Untuk melawan kekuatan yang mengikis dari individualisme modern yang atomik, beberapa pakar etika bersikeras bahwa kita perlu berfokus bukan hanya pada keputusan yang benar atau salah, tetapi juga pada apa yang membentuk karakter dari orang-orang yang membuat keputusan dan melakukan perbuatan. Pertama, kita perlu menegaskan bahwa praktik-praktik tertentu membentuk karakter. Misalnya, jika sebuah keluarga, gereja atau komunitas secara eksplisit mempraktikkan kemurahan dalam membantu orang-orang yang dalam kebutuhan, maka para anggotanya sangat mungkin akan belajar berkemurahan dan berbelas kasihan. Kedua, kita perlu menegaskan kebajikan – tanda dari karakter yang baik – misalnya, kemurahan dan belas kasihan. Ketiga, kita harus menekankan bahwa karakter dibentuk bukan oleh diri sendiri, tetapi oleh pengaruh komunitas yang membentuk, mendorong dan mengoreksi. Jadi kita harus berusaha mengembangkan tipe-tipe komunitas yang membentuk karakter berbelas kasihan. Terakhir, komunitas dan karakter bergantung pada apakah kita tahu bahwa kita adalah partisipan dalam sebuah sejarah yang lebih luas, sebuah drama yang lebih besar. Karena keempat penegasan ini sangat menentukan bagi pengembangan karakter, kami lebih suka menyebut gerakan dalam etika ini bukan hanya sekedar etika kebajikan, tetapi memakai sebuah istilah yang lebih komprehensif, yaitu etika karakter.

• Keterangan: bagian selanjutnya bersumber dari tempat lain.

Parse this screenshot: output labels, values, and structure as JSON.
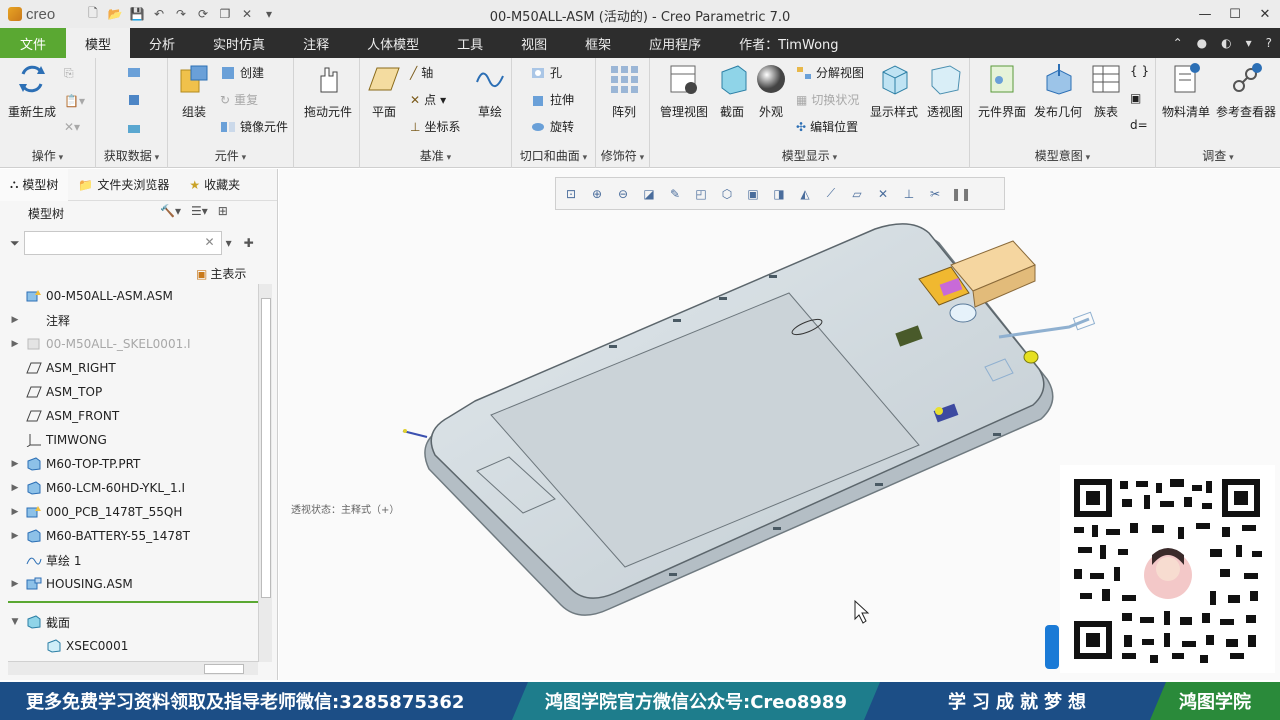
{
  "app": {
    "logo_text": "creo",
    "window_title": "00-M50ALL-ASM (活动的) - Creo Parametric 7.0"
  },
  "tabs": [
    {
      "label": "文件"
    },
    {
      "label": "模型"
    },
    {
      "label": "分析"
    },
    {
      "label": "实时仿真"
    },
    {
      "label": "注释"
    },
    {
      "label": "人体模型"
    },
    {
      "label": "工具"
    },
    {
      "label": "视图"
    },
    {
      "label": "框架"
    },
    {
      "label": "应用程序"
    },
    {
      "label": "作者：TimWong"
    }
  ],
  "ribbon": {
    "groups": {
      "operation": "操作",
      "get_data": "获取数据",
      "component": "元件",
      "datum": "基准",
      "cut_surface": "切口和曲面",
      "modifier": "修饰符",
      "model_display": "模型显示",
      "model_intent": "模型意图",
      "investigate": "调查"
    },
    "buttons": {
      "regenerate": "重新生成",
      "assemble": "组装",
      "create": "创建",
      "repeat": "重复",
      "mirror": "镜像元件",
      "drag": "拖动元件",
      "plane": "平面",
      "axis": "轴",
      "point": "点",
      "csys": "坐标系",
      "sketch": "草绘",
      "hole": "孔",
      "extrude": "拉伸",
      "revolve": "旋转",
      "pattern": "阵列",
      "manage_views": "管理视图",
      "section": "截面",
      "appearance": "外观",
      "explode": "分解视图",
      "toggle_status": "切换状况",
      "edit_position": "编辑位置",
      "display_style": "显示样式",
      "perspective": "透视图",
      "component_interface": "元件界面",
      "publish_geom": "发布几何",
      "family_table": "族表",
      "bom": "物料清单",
      "ref_viewer": "参考查看器"
    }
  },
  "left_panel": {
    "tabs": [
      "模型树",
      "文件夹浏览器",
      "收藏夹"
    ],
    "title": "模型树",
    "filter_placeholder": "",
    "main_show": "主表示",
    "tree": [
      {
        "label": "00-M50ALL-ASM.ASM",
        "icon": "assembly-icon",
        "expand": ""
      },
      {
        "label": "注释",
        "icon": "",
        "expand": "▶"
      },
      {
        "label": "00-M50ALL-_SKEL0001.I",
        "icon": "skeleton-icon",
        "expand": "▶",
        "dim": true
      },
      {
        "label": "ASM_RIGHT",
        "icon": "datum-plane-icon",
        "expand": ""
      },
      {
        "label": "ASM_TOP",
        "icon": "datum-plane-icon",
        "expand": ""
      },
      {
        "label": "ASM_FRONT",
        "icon": "datum-plane-icon",
        "expand": ""
      },
      {
        "label": "TIMWONG",
        "icon": "csys-icon",
        "expand": ""
      },
      {
        "label": "M60-TOP-TP.PRT",
        "icon": "part-icon",
        "expand": "▶"
      },
      {
        "label": "M60-LCM-60HD-YKL_1.I",
        "icon": "part-icon",
        "expand": "▶"
      },
      {
        "label": "000_PCB_1478T_55QH",
        "icon": "assembly-icon",
        "expand": "▶"
      },
      {
        "label": "M60-BATTERY-55_1478T",
        "icon": "part-icon",
        "expand": "▶"
      },
      {
        "label": "草绘 1",
        "icon": "sketch-icon",
        "expand": ""
      },
      {
        "label": "HOUSING.ASM",
        "icon": "assembly-icon",
        "expand": "▶"
      }
    ],
    "sections_label": "截面",
    "section_item": "XSEC0001"
  },
  "graphics": {
    "status_text": "透视状态：主释式（+）"
  },
  "banner": {
    "left": "更多免费学习资料领取及指导老师微信:3285875362",
    "middle": "鸿图学院官方微信公众号:Creo8989",
    "right": "学习成就梦想",
    "brand": "鸿图学院"
  },
  "colors": {
    "file_tab": "#5aa832",
    "tab_bar": "#2d2d2d",
    "banner_blue": "#1c4e86",
    "banner_teal": "#1e7d8c",
    "banner_green": "#2a8a3a"
  }
}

Membawa Damai Allah bagi Musuh-Musuh Kita

Kutipan oleh Glen Stasse dan David Gushee yang diambil dari buku “Etika Kerajaan” (Surabaya: Momentum, 2008) halaman 37-8.

Menjadi seorang yang membawa damai merupakan bagian dari penyerahan diri kepada Allah, karena Allah membawa damai. Kita meninggalkan usaha untuk memenuhi kebutuhan kita melalui pembinasaan musuh-musuh. Allah datang kepada kita dalam Kristus untuk berdamai dengan kita; dan kita berpartisipasi dalam anugerah Allah ketika kita pergi kepada musuh kita dan berdamai dengan mereka. Inilah sebabnya mengapa orang-orang yang membawa damai ‘akan disebut anak-anak Allah.’ Dengan kata lain, berbahagialah orang yang berdamai dengan musuh  mereka, sebagaimana Allah menyatakan kasih kepada musuh-musuh-Nya.